Posted: 15/12/11 15:58

Poetry and music have long gone hand-in-hand. Without wanting to dig out my Literature degree notes, it's been going on for millennia. And it isn't difficult to understand why given the poetic nature of music and musicality of words. There are a whole host of quotations one might be able to use to back up the relationship between words and music, but I shall choose these from two finest Dylans to have ever lived.

Dylan Thomas wrote of words: "The first thing was to feel and know their sound and substance; what I was going to do with those words, what use I was going to make of them, what I was going to say through them"; for him, words made sounds like notes that he could shape into symphonies of sound that he called a poem.

Bob Dylan once said: "Anything I can sing, I call a song. Anything I can't sing, I call a poem." For Dylan, lyrics were poetry, that was just how music worked; putting a musical backing to a poem was no different to writing a song. And between these two great writers I think it isn't so hard to see how strong the link between the mediums of poetry and song are.

But, in the last few decades there has been a slow and steady separation of these two media.
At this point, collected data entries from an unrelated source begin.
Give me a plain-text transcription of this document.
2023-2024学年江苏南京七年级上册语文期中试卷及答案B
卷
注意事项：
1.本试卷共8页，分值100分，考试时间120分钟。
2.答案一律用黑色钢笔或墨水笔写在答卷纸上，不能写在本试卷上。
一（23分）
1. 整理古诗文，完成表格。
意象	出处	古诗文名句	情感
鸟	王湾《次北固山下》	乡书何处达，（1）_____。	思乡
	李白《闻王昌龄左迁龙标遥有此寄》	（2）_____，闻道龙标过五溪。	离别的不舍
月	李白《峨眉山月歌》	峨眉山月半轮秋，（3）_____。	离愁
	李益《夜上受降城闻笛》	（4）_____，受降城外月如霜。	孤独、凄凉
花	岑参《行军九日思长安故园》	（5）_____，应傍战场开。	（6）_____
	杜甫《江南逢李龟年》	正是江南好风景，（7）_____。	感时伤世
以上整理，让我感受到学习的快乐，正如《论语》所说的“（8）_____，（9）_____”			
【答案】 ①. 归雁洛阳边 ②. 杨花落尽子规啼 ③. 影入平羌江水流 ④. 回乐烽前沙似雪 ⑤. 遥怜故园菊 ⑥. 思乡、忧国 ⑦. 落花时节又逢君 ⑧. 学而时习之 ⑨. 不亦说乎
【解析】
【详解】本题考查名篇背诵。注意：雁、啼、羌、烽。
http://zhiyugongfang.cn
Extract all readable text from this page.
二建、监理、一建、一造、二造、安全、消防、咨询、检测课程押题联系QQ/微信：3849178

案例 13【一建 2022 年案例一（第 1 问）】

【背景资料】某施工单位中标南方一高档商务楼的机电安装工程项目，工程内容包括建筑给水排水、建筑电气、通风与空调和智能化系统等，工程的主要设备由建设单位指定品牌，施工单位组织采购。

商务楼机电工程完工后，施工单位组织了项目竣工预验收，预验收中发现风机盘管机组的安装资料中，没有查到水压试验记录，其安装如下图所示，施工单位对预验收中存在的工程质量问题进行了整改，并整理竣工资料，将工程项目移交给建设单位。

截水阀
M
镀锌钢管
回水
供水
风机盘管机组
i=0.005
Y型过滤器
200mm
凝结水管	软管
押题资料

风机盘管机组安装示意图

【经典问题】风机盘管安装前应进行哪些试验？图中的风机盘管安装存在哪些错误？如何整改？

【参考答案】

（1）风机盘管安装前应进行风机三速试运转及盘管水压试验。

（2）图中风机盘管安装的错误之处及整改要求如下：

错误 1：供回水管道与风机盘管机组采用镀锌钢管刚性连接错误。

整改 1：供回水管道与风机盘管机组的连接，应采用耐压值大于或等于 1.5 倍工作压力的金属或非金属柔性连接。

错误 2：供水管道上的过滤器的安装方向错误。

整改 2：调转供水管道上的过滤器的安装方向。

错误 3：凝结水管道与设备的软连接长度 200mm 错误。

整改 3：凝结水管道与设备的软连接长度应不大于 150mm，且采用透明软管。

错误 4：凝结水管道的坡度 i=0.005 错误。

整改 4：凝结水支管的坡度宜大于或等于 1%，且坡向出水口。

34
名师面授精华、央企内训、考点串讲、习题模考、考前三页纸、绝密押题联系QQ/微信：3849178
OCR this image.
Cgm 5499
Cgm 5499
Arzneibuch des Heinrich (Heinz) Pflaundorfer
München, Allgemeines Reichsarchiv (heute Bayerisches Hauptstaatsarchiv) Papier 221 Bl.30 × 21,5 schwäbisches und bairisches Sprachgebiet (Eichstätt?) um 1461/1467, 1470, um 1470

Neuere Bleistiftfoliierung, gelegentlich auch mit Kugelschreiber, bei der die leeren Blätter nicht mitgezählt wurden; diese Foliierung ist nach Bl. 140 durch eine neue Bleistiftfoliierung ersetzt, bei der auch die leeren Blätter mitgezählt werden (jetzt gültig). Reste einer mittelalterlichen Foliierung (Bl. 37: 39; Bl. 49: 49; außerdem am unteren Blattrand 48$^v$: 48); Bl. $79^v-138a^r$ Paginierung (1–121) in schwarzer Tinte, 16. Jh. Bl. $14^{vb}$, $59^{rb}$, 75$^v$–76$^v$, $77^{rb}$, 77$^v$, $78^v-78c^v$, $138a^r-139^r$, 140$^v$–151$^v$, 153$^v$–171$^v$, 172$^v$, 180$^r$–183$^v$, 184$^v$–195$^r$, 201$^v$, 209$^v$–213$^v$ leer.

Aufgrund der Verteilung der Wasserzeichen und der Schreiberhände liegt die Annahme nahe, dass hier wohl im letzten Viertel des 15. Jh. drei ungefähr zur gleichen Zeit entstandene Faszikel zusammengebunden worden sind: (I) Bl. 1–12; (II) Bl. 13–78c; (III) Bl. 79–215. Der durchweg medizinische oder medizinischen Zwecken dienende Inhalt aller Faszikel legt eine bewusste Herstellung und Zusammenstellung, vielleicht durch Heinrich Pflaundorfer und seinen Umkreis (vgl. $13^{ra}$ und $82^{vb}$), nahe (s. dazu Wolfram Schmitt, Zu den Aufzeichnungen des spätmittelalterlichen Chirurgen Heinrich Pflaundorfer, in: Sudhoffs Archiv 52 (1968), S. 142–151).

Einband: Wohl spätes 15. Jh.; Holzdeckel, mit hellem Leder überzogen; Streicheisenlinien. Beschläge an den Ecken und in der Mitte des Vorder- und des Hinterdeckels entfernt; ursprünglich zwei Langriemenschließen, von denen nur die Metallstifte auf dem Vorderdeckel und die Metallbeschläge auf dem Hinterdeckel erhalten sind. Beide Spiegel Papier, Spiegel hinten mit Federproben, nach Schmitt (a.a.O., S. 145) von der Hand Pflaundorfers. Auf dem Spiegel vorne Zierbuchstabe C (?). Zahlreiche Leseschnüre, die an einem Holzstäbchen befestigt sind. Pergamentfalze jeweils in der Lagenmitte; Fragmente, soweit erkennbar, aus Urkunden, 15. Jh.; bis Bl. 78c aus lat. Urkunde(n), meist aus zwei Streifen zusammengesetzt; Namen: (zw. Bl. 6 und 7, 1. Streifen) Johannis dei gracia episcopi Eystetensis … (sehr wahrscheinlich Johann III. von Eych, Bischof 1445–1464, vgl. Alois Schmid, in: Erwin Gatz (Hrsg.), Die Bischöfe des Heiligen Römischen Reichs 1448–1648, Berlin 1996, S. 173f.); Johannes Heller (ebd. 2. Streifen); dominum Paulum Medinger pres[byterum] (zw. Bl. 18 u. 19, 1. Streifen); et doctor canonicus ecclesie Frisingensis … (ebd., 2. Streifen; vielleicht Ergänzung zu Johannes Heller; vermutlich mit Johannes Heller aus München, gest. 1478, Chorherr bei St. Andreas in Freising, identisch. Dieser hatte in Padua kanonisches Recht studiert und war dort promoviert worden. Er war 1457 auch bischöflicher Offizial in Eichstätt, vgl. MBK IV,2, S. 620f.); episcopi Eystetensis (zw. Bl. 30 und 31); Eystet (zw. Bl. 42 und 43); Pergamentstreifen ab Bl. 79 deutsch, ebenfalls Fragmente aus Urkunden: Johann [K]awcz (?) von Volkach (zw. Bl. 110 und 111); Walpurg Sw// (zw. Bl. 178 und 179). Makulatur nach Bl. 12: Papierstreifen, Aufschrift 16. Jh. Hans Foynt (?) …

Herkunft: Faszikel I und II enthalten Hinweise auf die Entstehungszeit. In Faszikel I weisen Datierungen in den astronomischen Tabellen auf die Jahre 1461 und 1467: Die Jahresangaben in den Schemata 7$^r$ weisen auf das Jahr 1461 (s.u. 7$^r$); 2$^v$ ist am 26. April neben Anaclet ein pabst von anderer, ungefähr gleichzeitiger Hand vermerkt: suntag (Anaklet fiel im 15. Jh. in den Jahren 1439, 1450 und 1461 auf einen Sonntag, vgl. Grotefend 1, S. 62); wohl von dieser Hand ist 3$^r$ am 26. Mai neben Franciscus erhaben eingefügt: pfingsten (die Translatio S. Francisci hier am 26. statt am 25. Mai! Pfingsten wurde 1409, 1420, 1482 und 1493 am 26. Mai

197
I'm not old enough to be able to tell you when or how or why, but I can see it in the lack of any great lyrical geniuses of the last 20 years. That's not to say there aren't any, there just aren't as many as, say, the 60s or 70s.

The good news is things are changing. People are beginning to question lyrics now, pay more attention to them, appreciate well-crafted poetry in songs. And it was only a matter of time before poetry became music in itself.

How many of us remember the first time we heard The Streets? I remember it vividly because I thought: who is this guy that just talks over music but has you wrapped around his little finger so his drug-fuelled adventures seem beautiful? Then I heard of Buddy Wakefield and Sage Francis teaming up over in America for Sage's Human the Death Dance record. And gradually this kind of collaboration became more widespread.

For me, two acts epitomise the rise of the poet/musician collaboration. UK Poetry Slam Champion and rapper Dizraeli, whose band Dizraeli and the Small Gods regularly pack out venues and festival tents up and down the country, and Kate Tempest's band Sound of Rum, who have just completed a nationwide tour supporting Billy Bragg. Poetry and music are in a relationship again in a way that some of us may have forgotten could be done after the deluge of Popstars and Pop Idols.

The latest incarnation of this wonderful surge is the announcement that the lovely Jodi Ann Bickley is going to team up with dub-step artist Skream on a new track. Jodi has worked in the past with people like Ed Sheeran and Jamie Woon, and this is one more step on that roller-coaster ride of fame she has found in the last 18 months.

When asked about the rise in these sort of collaborations, she told me: "The reason people like Adele and Ed Sheeran are so popular is not only their unbelievable voice, it's the narrative within each song and how we can relate it all to our own lives. The same with The Streets; Mike Skinner stands on stage basically talking to a soundtrack - where the music paints the picture, the words add the narrative, and together it makes something real beautiful that even "MALIA LADZ ON TOUR 2011" sort of guys finds themselves loving. I guess we are slowly conning people into poetry, not because they wouldn't like it if they heard it on T4 or Radio 1, but because we just haven't got that recognition yet. Artists such as Ghostpoet, LV and Josh Idehen, Sound of Rum, Greeds and the Remedies, Dizareli and the Small Gods are battling to change things this year and with some Big names on side it looks like a battle we could win.'

So there it is, straight from the front line. The 'battle' that Jodi speaks of is slowly taking shape and it looks like the poets are going to rise again. It won't be the poetry of Bob Dylan or Leonard Cohen, but it will be different and just as strong. The musical landscape is changing and the poets are gearing up to take their place and play as big a part in that as they used to. I, for one, can't wait!